那位曹姨母和安容都站起身来,两下里见了礼,复又说上几句客套话,曹姨母掖着袖子道:“我们家在陇州任郡府判官,常年不在上京,因此你和忌浮成婚,也没能来道贺。今日是头一回相见,我瞧着真是喜欢得紧,也是太夫人好福气,听说掌家置业样样精通,倒叫人好生艳羡呢。”
太夫人见了娘家亲戚,总是很欢喜的,一头叫她们坐,一头笑道:“忌浮如今是不要我操心了,你家哥儿上年不也娶了媳妇么,如今怎么样了?”
曹姨母笑容满面,“今年交夏时候,得了一双儿子,孩子倒是很好,只是辛苦了媳妇,遭了好大的罪,如今正养着呢,身子慢慢也好起来了。哥儿上年谋了个差事,不过是个从八品的县丞,官虽小了些,好在年轻,日后总有擢升的机会。”
太夫人点了点头,“年轻人一步步稳扎稳打,倒也不是坏事。”说着望向下首端坐的安容,笑着问,“容儿呢,今年也十六了,可定了亲啊?”
云畔闻言,转头瞧了那位表妹一眼,见她红着脸,只是低着头不说话,想是女孩子面嫩,不好意思开口。

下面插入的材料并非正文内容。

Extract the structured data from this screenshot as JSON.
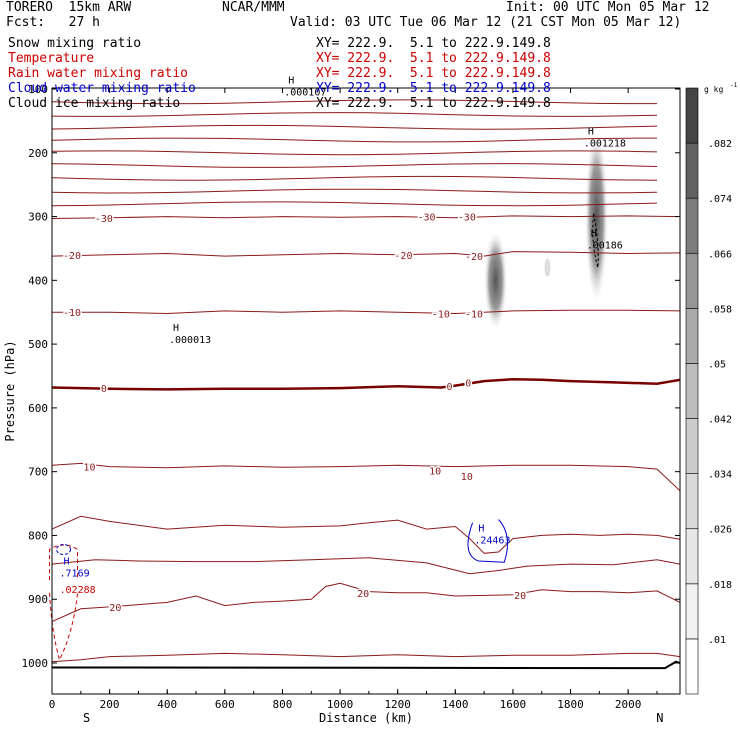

还是曹姨母接了话头,抚膝道:“在陇州的时候倒有几家富户来提亲,我们的意思,还是想让孩子回上京来。到底在那么偏远的地方出了阁,便要一辈子在那里,咱们原也是京都人,根儿在上京呢,犯不着把孩子送得那么老远,往后年纪大了落叶归根,连孩子的面都见不上。”
云畔在边上听着,分辨出来,曹家的官职地位不高,家主是从六品,且又是表亲,按着道理,其实是不必特意把她招来相陪的。她又打量了那位安容表妹两眼,心里隐约有了三分猜测,但也不敢完全往那上头想,那就再听一听,后头会说些什么吧!
果然,又闲话了几句,太夫人啜了口茶道:“我们如今家道平稳顺遂,只是不及你福气好,一下子得了两个孙子。我记得曹家好像专出双生,你那郎子和他哥哥不就是一胎里来的吗。”
曹姨母道是,打趣说:“他们家两个姐姐也是双生,双生又生双生,亲近的人常拿这个说笑,说一客不烦二主,索性一胎生两个,倒少了好些麻烦。”
太夫人点头,“这种事儿,竟也是老辈传小辈?你瞧你家钟哥儿又得了两个……”边说,边瞥了安容一眼。
曹姨母只是笑着,矜持地说:“这种事也不敢打保票,想来就是比别人更容易些。不过这样也有不好的,男人倒没什么,受罪的还是女人。”
太夫人却爽朗道:“生孩子都是九死一生,虽苦些,将来却是双倍的福气。我瞧容儿的面相生得好,一看就是个有造化的孩子,日后随你母亲多走动走动,咱们也替你物色着点儿,将来许个好人家,一辈子的富贵就全在里头了。”